The graph of the derivative \(f'\) of a function \(f\) is shown.

(a) On what intervals is \(f\) increasing? Decreasing?

(b) At what values of \(x\) does \(f\) have a local maximum? Local minimum?

6.

Short answer

(a) Increasing on \(\left( {1,4} \right)\), \(\left( {5,6} \right)\) and decreasing on \(\left( {0,1} \right)\), \(\left( {4,5} \right)\).

(b) Local maxima at \(x = 4\) and local minima at \(x = 1\), \(x = 5\).

Step-by-step solution

The first and second derivative tests

The first and second derivative tests are utilized to find the point of local maximum or minimum of the function.

Intervals of increasing or decreasing

(a)

In the figure, it can be seen that the graph of the given function is less than 0 in the intervals \(\left( {0,1} \right)\), \(\left( {4,5} \right)\). So, the function is decreasing on \(\left( {0,1} \right)\), \(\left( {4,5} \right)\).

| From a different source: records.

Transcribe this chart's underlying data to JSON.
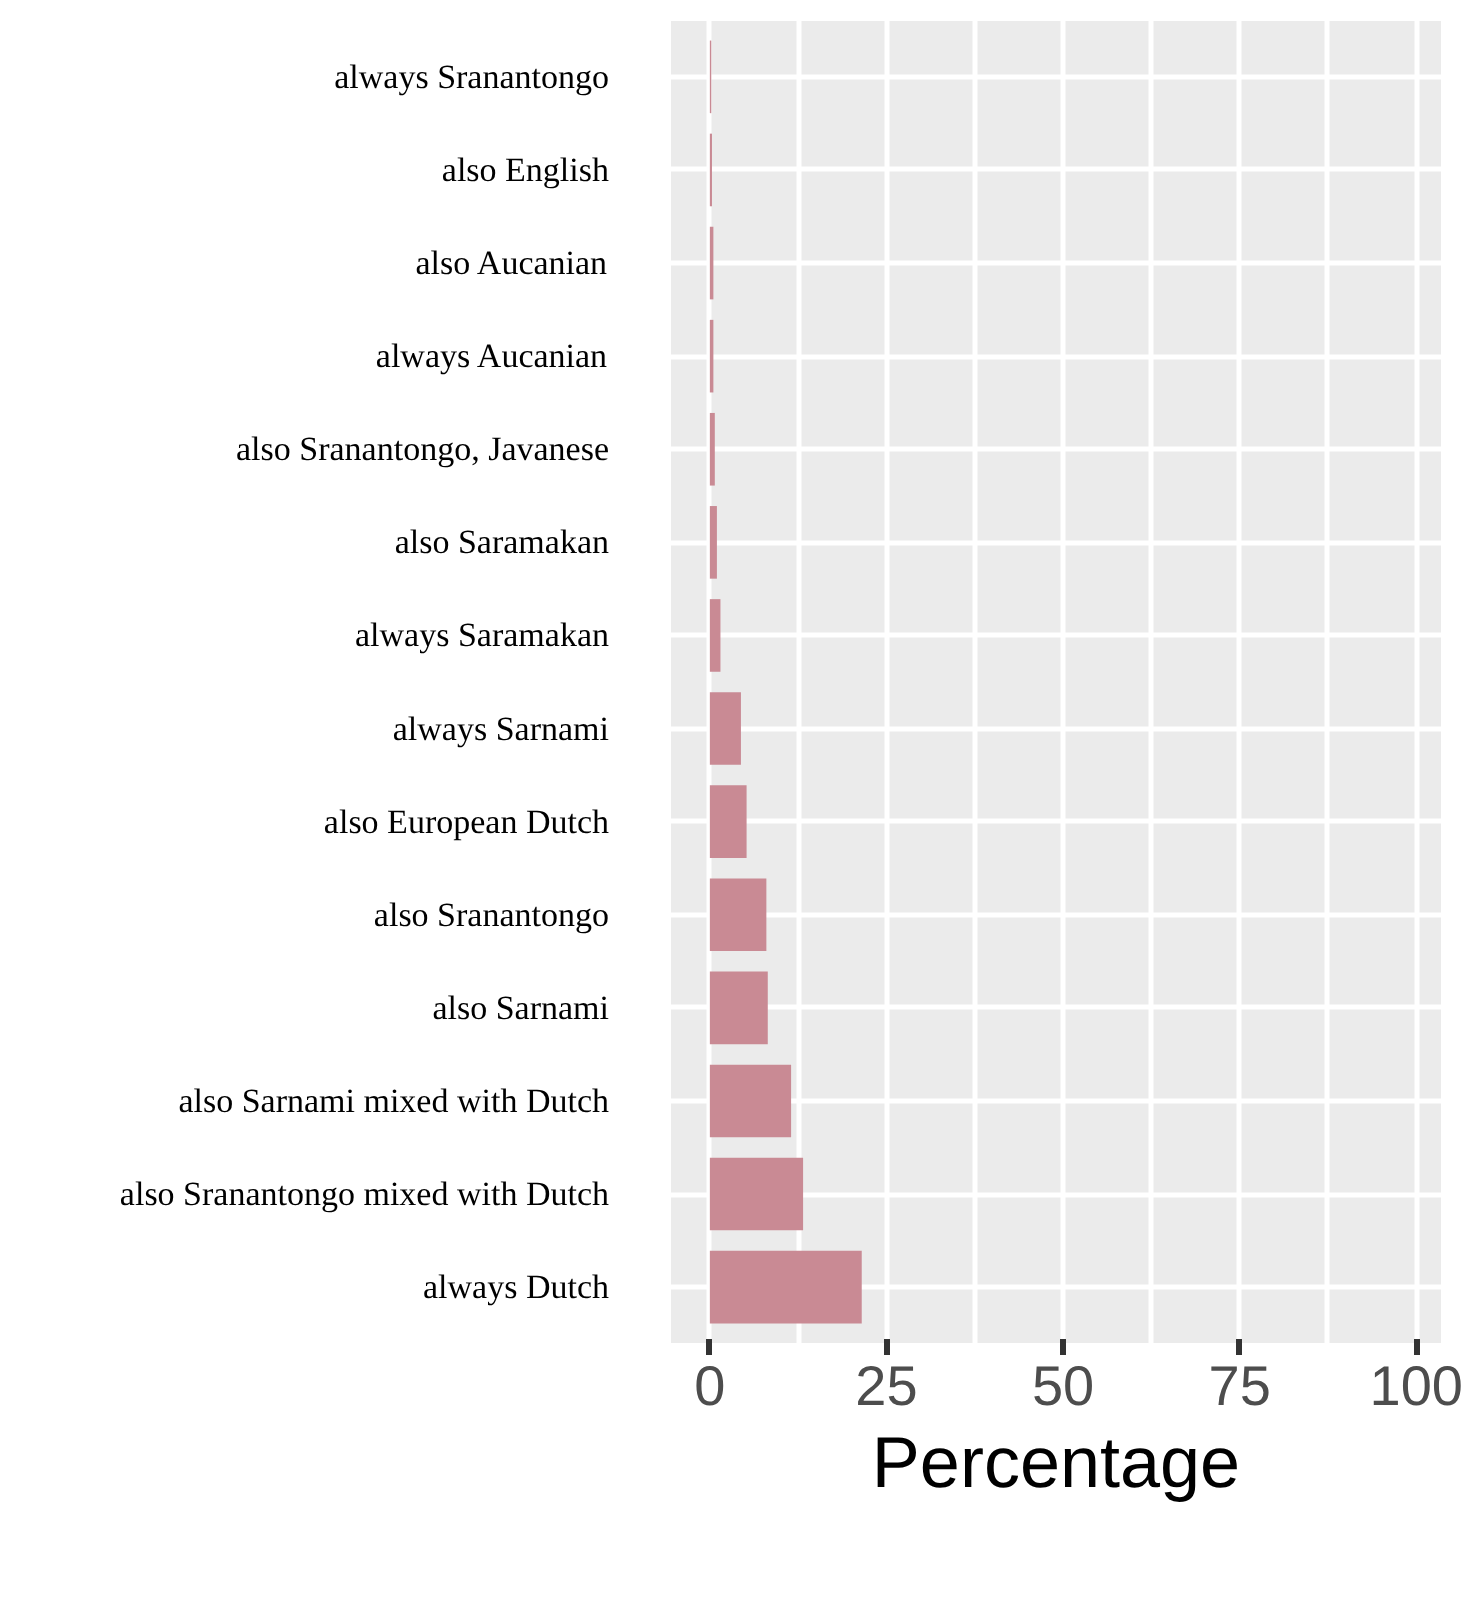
{
  "chart_data": {
    "type": "bar",
    "orientation": "horizontal",
    "xlabel": "Percentage",
    "categories": [
      "always Sranantongo",
      "also English",
      "also Aucanian",
      "always Aucanian",
      "also Sranantongo, Javanese",
      "also Saramakan",
      "always Saramakan",
      "always Sarnami",
      "also European Dutch",
      "also Sranantongo",
      "also Sarnami",
      "also Sarnami mixed with Dutch",
      "also Sranantongo mixed with Dutch",
      "always Dutch"
    ],
    "values": [
      0.2,
      0.3,
      0.5,
      0.5,
      0.7,
      1.0,
      1.5,
      4.4,
      5.2,
      8.0,
      8.2,
      11.5,
      13.2,
      21.5
    ],
    "color": "#c98a94",
    "xlim": [
      -5.5,
      103.5
    ],
    "xticks": [
      0,
      {
        "value": 12.5,
        "label": null
      },
      25,
      {
        "value": 37.5,
        "label": null
      },
      50,
      {
        "value": 62.5,
        "label": null
      },
      75,
      {
        "value": 87.5,
        "label": null
      },
      100
    ],
    "grid": true
  }
}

Also, the graph of the given function is greater than 0 in the intervals \(\left( {1,4} \right)\), \(\left( {5,6} \right)\). So, the function is increasing on \(\left( {1,4} \right)\), \(\left( {5,6} \right)\).

Hence, the function increasing on \(\left( {1,4} \right)\), \(\left( {5,6} \right)\) and decreasing on \(\left( {0,1} \right)\), \(\left( {4,5} \right)\)

Local minima and local maxima

(b)

At \(x = 4\), the value of \(f'\left( x \right) = 0\) and \(f'\left( x \right)\) changes from positive to negative at these values. Therefore, \(f\) has a local maximum at \(x = 4\).

At \(x = 1\) and \(x = 5\), the value of \(f'\left( x \right) = 0\) and \(f'\left( x \right)\) changes its sign from negative to positive. Therefore, \(f\) has a local minimum at \(x = 1\) and \(x = 5\).

Hence, the function has local maxima at \(x = 4\) and local minima at \(x = 1\) and \(x = 5\).